Filtering at Categorical creation prevents base-0 indexing

>>> f = rt.FA([True, True, False, True, True, True])
>>> try:
...     rt.Categorical(["b", "a", "a", "c", "a", "b"], filter=f, base_index=0)
... except ValueError as e:
...    print("ValueError:", e)
ValueError: Filtering is not allowed for base index 0. Use base-1 indexing instead.
>>> try:
...     rt.Categorical(["b", "a", "a", "c", "a", "b"], categories=cats, filter=f, base_index=0)
... except ValueError as e:
...     print("ValueError:", e)
ValueError: Filtering is not allowed for base index 0. Use base-1 indexing instead.
>>> try:
...     rt.Categorical([1, 0, 0, 2, 0, 1], categories=cats, filter=f, base_index=0)
... except ValueError as e:
...     print("ValueError:", e)
ValueError: Filtering is not allowed for base index 0. Use base-1 indexing instead.

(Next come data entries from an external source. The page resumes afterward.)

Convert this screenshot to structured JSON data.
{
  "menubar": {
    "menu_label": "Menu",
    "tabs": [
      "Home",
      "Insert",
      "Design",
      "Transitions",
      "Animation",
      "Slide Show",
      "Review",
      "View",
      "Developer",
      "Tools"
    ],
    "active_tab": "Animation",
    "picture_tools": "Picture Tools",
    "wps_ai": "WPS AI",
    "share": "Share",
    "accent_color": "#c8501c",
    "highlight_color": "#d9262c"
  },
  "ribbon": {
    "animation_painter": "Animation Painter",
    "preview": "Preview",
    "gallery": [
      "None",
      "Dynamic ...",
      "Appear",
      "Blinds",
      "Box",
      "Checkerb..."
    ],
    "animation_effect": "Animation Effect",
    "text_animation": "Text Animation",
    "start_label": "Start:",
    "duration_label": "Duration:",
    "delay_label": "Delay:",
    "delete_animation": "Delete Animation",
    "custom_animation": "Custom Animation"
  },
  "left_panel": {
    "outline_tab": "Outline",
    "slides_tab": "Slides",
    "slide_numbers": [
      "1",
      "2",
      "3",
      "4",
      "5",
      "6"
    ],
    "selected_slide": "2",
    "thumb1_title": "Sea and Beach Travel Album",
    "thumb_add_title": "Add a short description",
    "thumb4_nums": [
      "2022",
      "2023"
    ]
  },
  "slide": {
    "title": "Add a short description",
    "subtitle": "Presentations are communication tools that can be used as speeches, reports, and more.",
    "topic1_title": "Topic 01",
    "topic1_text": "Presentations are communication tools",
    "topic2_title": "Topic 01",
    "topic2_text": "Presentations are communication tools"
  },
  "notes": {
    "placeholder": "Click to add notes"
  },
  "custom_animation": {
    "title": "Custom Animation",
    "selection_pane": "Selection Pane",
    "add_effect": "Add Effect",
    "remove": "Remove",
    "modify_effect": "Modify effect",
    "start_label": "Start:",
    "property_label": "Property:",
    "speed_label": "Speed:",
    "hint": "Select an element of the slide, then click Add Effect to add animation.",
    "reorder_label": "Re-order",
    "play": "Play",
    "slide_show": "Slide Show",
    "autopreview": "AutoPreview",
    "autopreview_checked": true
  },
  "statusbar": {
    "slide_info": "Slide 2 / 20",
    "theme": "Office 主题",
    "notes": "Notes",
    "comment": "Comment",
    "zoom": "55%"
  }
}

Categoricals created from Matlab or Pandas Categoricals can’t use base-0 indexing

Categoricals created from Matlab Categoricals must use a base-1 index in order to preserve invalid values (which are also indexed as 0 in Matlab):

>>> import pandas as pd
>>> pdc = pd.Categorical(["b", "a", "a", "c", "a", "b"])
>>> try:
...     rt.Categorical(pdc, base_index=0)
... except ValueError as e:
...     print("ValueError:", e)
ValueError: To preserve invalids, pandas categoricals must be 1-based.

>>> try:
...     rt.Categorical([2.0, 1.0, 1.0, 3.0, 1.0, 2.0], categories=cats, from_matlab=True, base_index=0)
... except ValueError as e:
...     print("ValueError:", e)
ValueError: Categoricals from matlab must have a base index of 1, got 0.